June 18, 2024
An Extreme Anti-Immigrant Law Could Threaten Undocumented Youth in Texas
By Finn Cooley
SB 4, which the ACLU called one of the most extreme pieces of anti-immigrant legislation ever enacted, would give Texas police the power to engage in immigration enforcement.
As an undocumented high school sophomore in El Paso, Texas, Sofia has been considering applying exclusively to out-of-state colleges. “I have lived in El Paso since I was a year old.

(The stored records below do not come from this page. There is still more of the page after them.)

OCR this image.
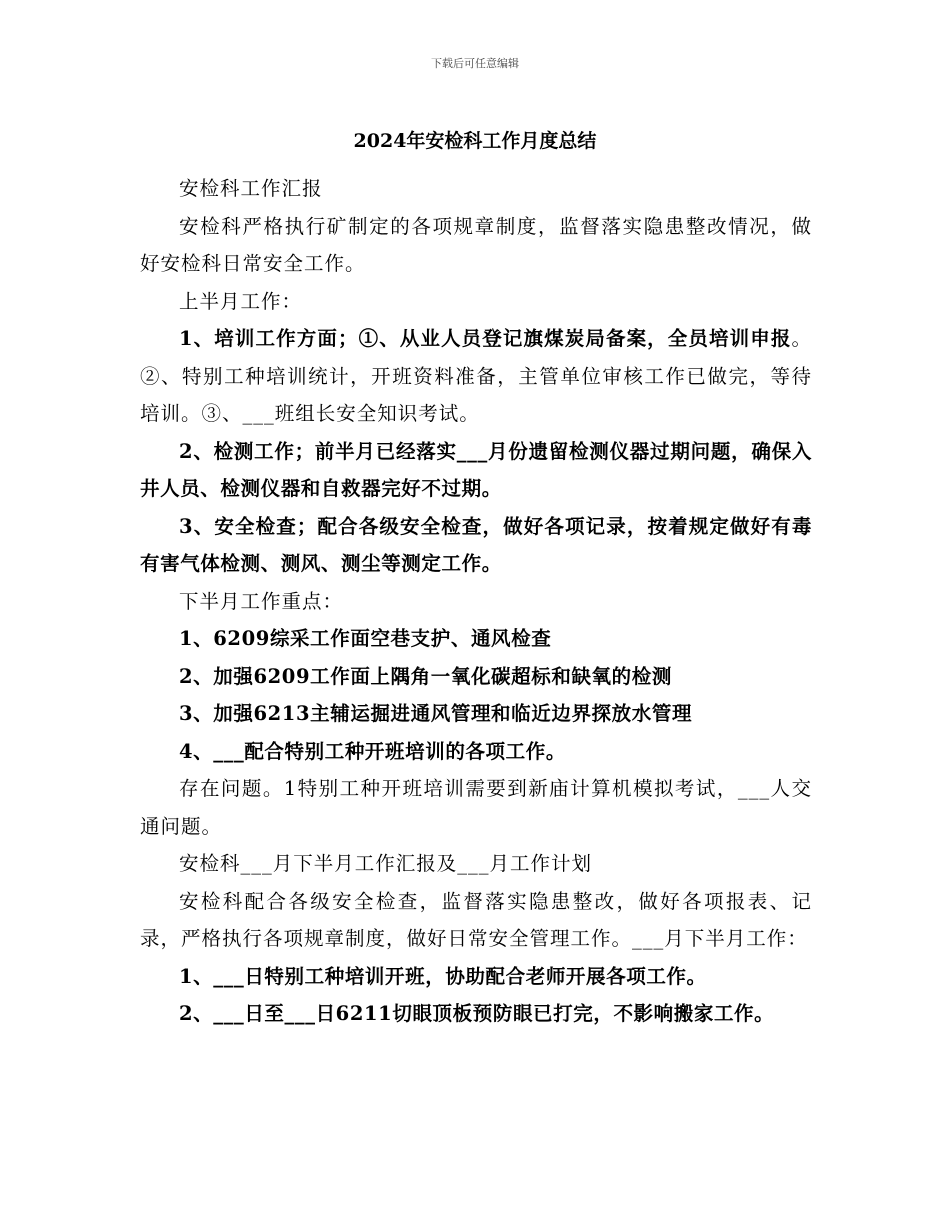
下载后可任意编辑
2024年安检科工作月度总结

安检科工作汇报

安检科严格执行矿制定的各项规章制度，监督落实隐患整改情况，做好安检科日常安全工作。

上半月工作：

1、培训工作方面；①、从业人员登记旗煤炭局备案，全员培训申报。②、特别工种培训统计，开班资料准备，主管单位审核工作已做完，等待培训。③、___班组长安全知识考试。

2、检测工作；前半月已经落实___月份遗留检测仪器过期问题，确保入井人员、检测仪器和自救器完好不过期。

3、安全检查；配合各级安全检查，做好各项记录，按着规定做好有毒有害气体检测、测风、测尘等测定工作。

下半月工作重点：

1、6209综采工作面空巷支护、通风检查

2、加强6209工作面上隅角一氧化碳超标和缺氧的检测

3、加强6213主辅运掘进通风管理和临近边界探放水管理

4、___配合特别工种开班培训的各项工作。

存在问题。1特别工种开班培训需要到新庙计算机模拟考试，___人交通问题。

安检科___月下半月工作汇报及___月工作计划

安检科配合各级安全检查，监督落实隐患整改，做好各项报表、记录，严格执行各项规章制度，做好日常安全管理工作。___月下半月工作：

1、___日特别工种培训开班，协助配合老师开展各项工作。

2、___日至___日6211切眼顶板预防眼已打完，不影响搬家工作。
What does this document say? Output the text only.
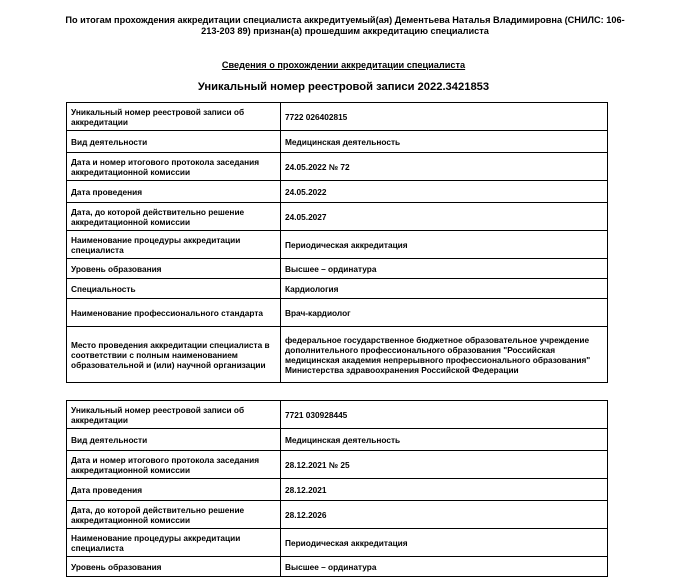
По итогам прохождения аккредитации специалиста аккредитуемый(ая) Дементьева Наталья Владимировна (СНИЛС: 106-213-203 89) признан(а) прошедшим аккредитацию специалиста
Сведения о прохождении аккредитации специалиста
Уникальный номер реестровой записи 2022.3421853
Уникальный номер реестровой записи об аккредитации	7722 026402815
Вид деятельности	Медицинская деятельность
Дата и номер итогового протокола заседания аккредитационной комиссии	24.05.2022 № 72
Дата проведения	24.05.2022
Дата, до которой действительно решение аккредитационной комиссии	24.05.2027
Наименование процедуры аккредитации специалиста	Периодическая аккредитация
Уровень образования	Высшее – ординатура
Специальность	Кардиология
Наименование профессионального стандарта	Врач-кардиолог
Место проведения аккредитации специалиста в соответствии с полным наименованием образовательной и (или) научной организации	федеральное государственное бюджетное образовательное учреждение дополнительного профессионального образования "Российская медицинская академия непрерывного профессионального образования" Министерства здравоохранения Российской Федерации
Уникальный номер реестровой записи об аккредитации	7721 030928445
Вид деятельности	Медицинская деятельность
Дата и номер итогового протокола заседания аккредитационной комиссии	28.12.2021 № 25
Дата проведения	28.12.2021
Дата, до которой действительно решение аккредитационной комиссии	28.12.2026
Наименование процедуры аккредитации специалиста	Периодическая аккредитация
Уровень образования	Высшее – ординатура
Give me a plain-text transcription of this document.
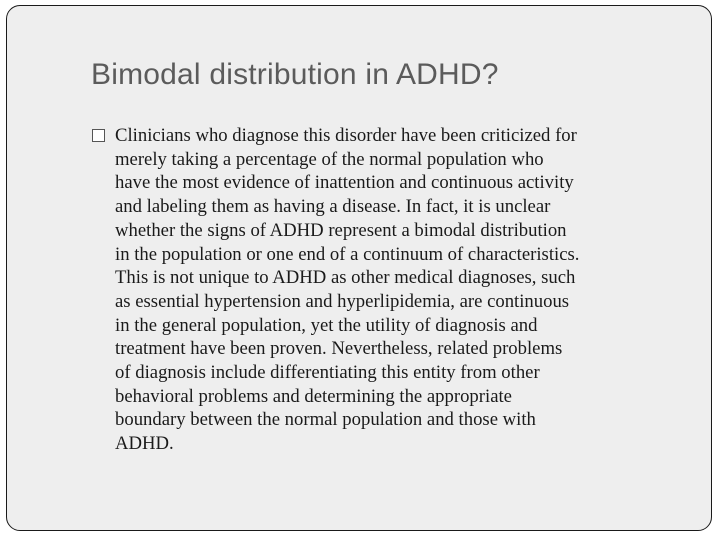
Bimodal distribution in ADHD?

Clinicians who diagnose this disorder have been criticized for
merely taking a percentage of the normal population who
have the most evidence of inattention and continuous activity
and labeling them as having a disease. In fact, it is unclear
whether the signs of ADHD represent a bimodal distribution
in the population or one end of a continuum of characteristics.
This is not unique to ADHD as other medical diagnoses, such
as essential hypertension and hyperlipidemia, are continuous
in the general population, yet the utility of diagnosis and
treatment have been proven. Nevertheless, related problems
of diagnosis include differentiating this entity from other
behavioral problems and determining the appropriate
boundary between the normal population and those with
ADHD.
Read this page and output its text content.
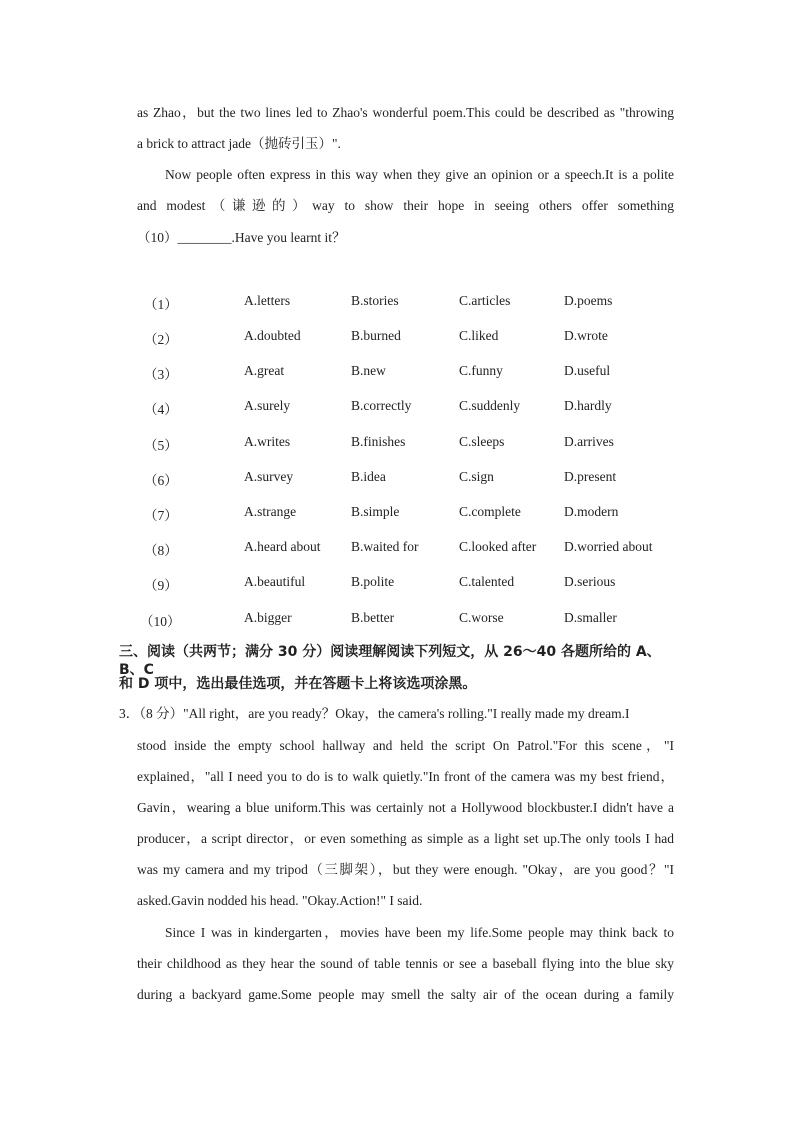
as Zhao，but the two lines led to Zhao's wonderful poem.This could be described as "throwing
a brick to attract jade（抛砖引玉）".
Now people often express in this way when they give an opinion or a speech.It is a polite
and modest（谦逊的）way to show their hope in seeing others offer something
（10）________.Have you learnt it？
（1）	A.letters	B.stories	C.articles	D.poems
（2）	A.doubted	B.burned	C.liked	D.wrote
（3）	A.great	B.new	C.funny	D.useful
（4）	A.surely	B.correctly	C.suddenly	D.hardly
（5）	A.writes	B.finishes	C.sleeps	D.arrives
（6）	A.survey	B.idea	C.sign	D.present
（7）	A.strange	B.simple	C.complete	D.modern
（8）	A.heard about B.waited for	C.looked after D.worried about
（9）	A.beautiful	B.polite	C.talented	D.serious
（10）	A.bigger	B.better	C.worse	D.smaller
三、阅读（共两节；满分 30 分）阅读理解阅读下列短文，从 26～40 各题所给的 A、B、C
和 D 项中，选出最佳选项，并在答题卡上将该选项涂黑。
3．（8 分）"All right，are you ready？Okay，the camera's rolling."I really made my dream.I
stood inside the empty school hallway and held the script On Patrol."For this scene，"I
explained，"all I need you to do is to walk quietly."In front of the camera was my best friend，
Gavin，wearing a blue uniform.This was certainly not a Hollywood blockbuster.I didn't have a
producer，a script director，or even something as simple as a light set up.The only tools I had
was my camera and my tripod（三脚架），but they were enough. "Okay，are you good？"I
asked.Gavin nodded his head. "Okay.Action!" I said.
Since I was in kindergarten，movies have been my life.Some people may think back to
their childhood as they hear the sound of table tennis or see a baseball flying into the blue sky
during a backyard game.Some people may smell the salty air of the ocean during a family
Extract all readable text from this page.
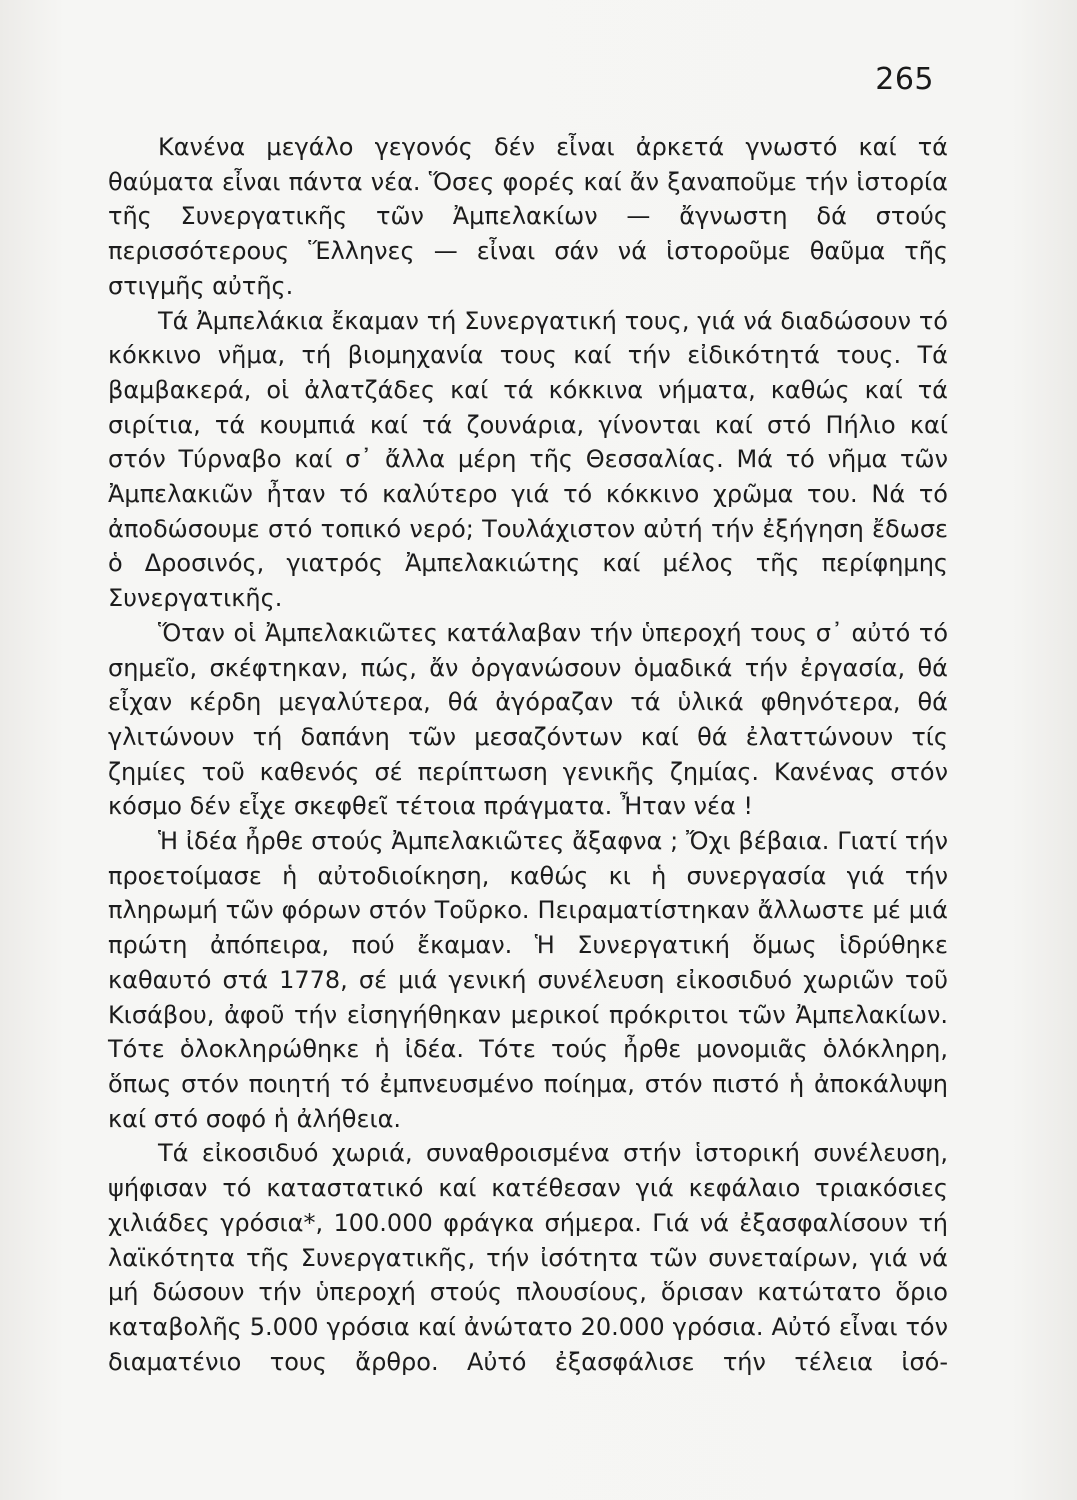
265

Κανένα μεγάλο γεγονός δέν εἶναι ἀρκετά γνωστό καί τά θαύματα εἶναι πάντα νέα. Ὅσες φορές καί ἄν ξαναποῦμε τήν ἱστορία τῆς Συνεργατικῆς τῶν Ἀμπελακίων — ἄγνωστη δά στούς περισσότερους Ἕλληνες — εἶναι σάν νά ἱστοροῦμε θαῦμα τῆς στιγμῆς αὐτῆς.

Τά Ἀμπελάκια ἔκαμαν τή Συνεργατική τους, γιά νά διαδώσουν τό κόκκινο νῆμα, τή βιομηχανία τους καί τήν εἰδικότητά τους. Τά βαμβακερά, οἱ ἀλατζάδες καί τά κόκκινα νήματα, καθώς καί τά σιρίτια, τά κουμπιά καί τά ζουνάρια, γίνονται καί στό Πήλιο καί στόν Τύρναβο καί σ᾿ ἄλλα μέρη τῆς Θεσσαλίας. Μά τό νῆμα τῶν Ἀμπελακιῶν ἦταν τό καλύτερο γιά τό κόκκινο χρῶμα του. Νά τό ἀποδώσουμε στό τοπικό νερό; Τουλάχιστον αὐτή τήν ἐξήγηση ἔδωσε ὁ Δροσινός, γιατρός Ἀμπελακιώτης καί μέλος τῆς περίφημης Συνεργατικῆς.

Ὅταν οἱ Ἀμπελακιῶτες κατάλαβαν τήν ὑπεροχή τους σ᾿ αὐτό τό σημεῖο, σκέφτηκαν, πώς, ἄν ὀργανώσουν ὁμαδικά τήν ἐργασία, θά εἶχαν κέρδη μεγαλύτερα, θά ἀγόραζαν τά ὑλικά φθηνότερα, θά γλιτώνουν τή δαπάνη τῶν μεσαζόντων καί θά ἐλαττώνουν τίς ζημίες τοῦ καθενός σέ περίπτωση γενικῆς ζημίας. Κανένας στόν κόσμο δέν εἶχε σκεφθεῖ τέτοια πράγματα. Ἦταν νέα !

Ἡ ἰδέα ἦρθε στούς Ἀμπελακιῶτες ἄξαφνα ; Ὄχι βέβαια. Γιατί τήν προετοίμασε ἡ αὐτοδιοίκηση, καθώς κι ἡ συνεργασία γιά τήν πληρωμή τῶν φόρων στόν Τοῦρκο. Πειραματίστηκαν ἄλλωστε μέ μιά πρώτη ἀπόπειρα, πού ἔκαμαν. Ἡ Συνεργατική ὅμως ἱδρύθηκε καθαυτό στά 1778, σέ μιά γενική συνέλευση εἰκοσιδυό χωριῶν τοῦ Κισάβου, ἀφοῦ τήν εἰσηγήθηκαν μερικοί πρόκριτοι τῶν Ἀμπελακίων. Τότε ὁλοκληρώθηκε ἡ ἰδέα. Τότε τούς ἦρθε μονομιᾶς ὁλόκληρη, ὅπως στόν ποιητή τό ἐμπνευσμένο ποίημα, στόν πιστό ἡ ἀποκάλυψη καί στό σοφό ἡ ἀλήθεια.

Τά εἰκοσιδυό χωριά, συναθροισμένα στήν ἱστορική συνέλευση, ψήφισαν τό καταστατικό καί κατέθεσαν γιά κεφάλαιο τριακόσιες χιλιάδες γρόσια*, 100.000 φράγκα σήμερα. Γιά νά ἐξασφαλίσουν τή λαϊκότητα τῆς Συνεργατικῆς, τήν ἰσότητα τῶν συνεταίρων, γιά νά μή δώσουν τήν ὑπεροχή στούς πλουσίους, ὅρισαν κατώτατο ὅριο καταβολῆς 5.000 γρόσια καί ἀνώτατο 20.000 γρόσια. Αὐτό εἶναι τόν διαματένιο τους ἄρθρο. Αὐτό ἐξασφάλισε τήν τέλεια ἰσό-
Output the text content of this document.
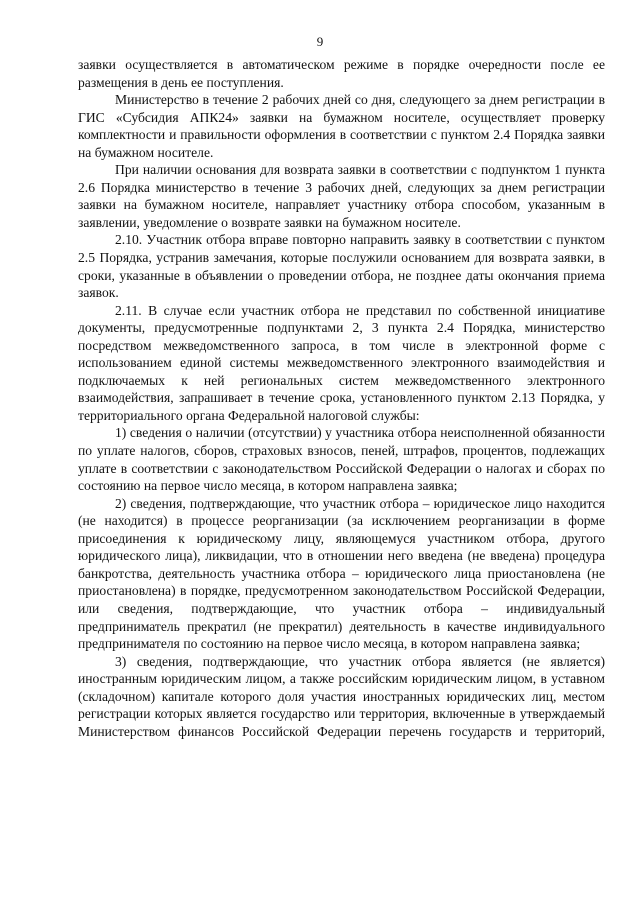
9

заявки осуществляется в автоматическом режиме в порядке очередности после ее размещения в день ее поступления.

Министерство в течение 2 рабочих дней со дня, следующего за днем регистрации в ГИС «Субсидия АПК24» заявки на бумажном носителе, осуществляет проверку комплектности и правильности оформления в соответствии с пунктом 2.4 Порядка заявки на бумажном носителе.

При наличии основания для возврата заявки в соответствии с подпунктом 1 пункта 2.6 Порядка министерство в течение 3 рабочих дней, следующих за днем регистрации заявки на бумажном носителе, направляет участнику отбора способом, указанным в заявлении, уведомление о возврате заявки на бумажном носителе.

2.10. Участник отбора вправе повторно направить заявку в соответствии с пунктом 2.5 Порядка, устранив замечания, которые послужили основанием для возврата заявки, в сроки, указанные в объявлении о проведении отбора, не позднее даты окончания приема заявок.

2.11. В случае если участник отбора не представил по собственной инициативе документы, предусмотренные подпунктами 2, 3 пункта 2.4 Порядка, министерство посредством межведомственного запроса, в том числе в электронной форме с использованием единой системы межведомственного электронного взаимодействия и подключаемых к ней региональных систем межведомственного электронного взаимодействия, запрашивает в течение срока, установленного пунктом 2.13 Порядка, у территориального органа Федеральной налоговой службы:

1) сведения о наличии (отсутствии) у участника отбора неисполненной обязанности по уплате налогов, сборов, страховых взносов, пеней, штрафов, процентов, подлежащих уплате в соответствии с законодательством Российской Федерации о налогах и сборах по состоянию на первое число месяца, в котором направлена заявка;

2) сведения, подтверждающие, что участник отбора – юридическое лицо находится (не находится) в процессе реорганизации (за исключением реорганизации в форме присоединения к юридическому лицу, являющемуся участником отбора, другого юридического лица), ликвидации, что в отношении него введена (не введена) процедура банкротства, деятельность участника отбора – юридического лица приостановлена (не приостановлена) в порядке, предусмотренном законодательством Российской Федерации, или сведения, подтверждающие, что участник отбора – индивидуальный предприниматель прекратил (не прекратил) деятельность в качестве индивидуального предпринимателя по состоянию на первое число месяца, в котором направлена заявка;

3) сведения, подтверждающие, что участник отбора является (не является) иностранным юридическим лицом, а также российским юридическим лицом, в уставном (складочном) капитале которого доля участия иностранных юридических лиц, местом регистрации которых является государство или территория, включенные в утверждаемый Министерством финансов Российской Федерации перечень государств и территорий,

This city has become my home,” she said. “There is no reason I would remain and place myself in so much danger just by existing.”
Sofia was referring to Texas’s Senate Bill 4. Passed in 2022, the law would make unlawful border crossings a state crime and give Texas police officers the power to engage in immigration enforcement, including detaining those suspected of being non-US citizens or having crossed the border without permission. “Police may charge individuals with a new state crime of ‘illegal entry’ to Texas, punishable by up to 6 months in jail,” according to the American Civil Liberties Union.
Initially set to go into effect in March, SB 4 was temporarily delayed in the face of ongoing legal battles around its constitutionality. The ACLU called it “one of the most extreme pieces of anti-immigrant legislation any state legislature has ever enacted,” and filed a lawsuit along with the Texas Civil Rights Project in December to prevent the law from going into effect.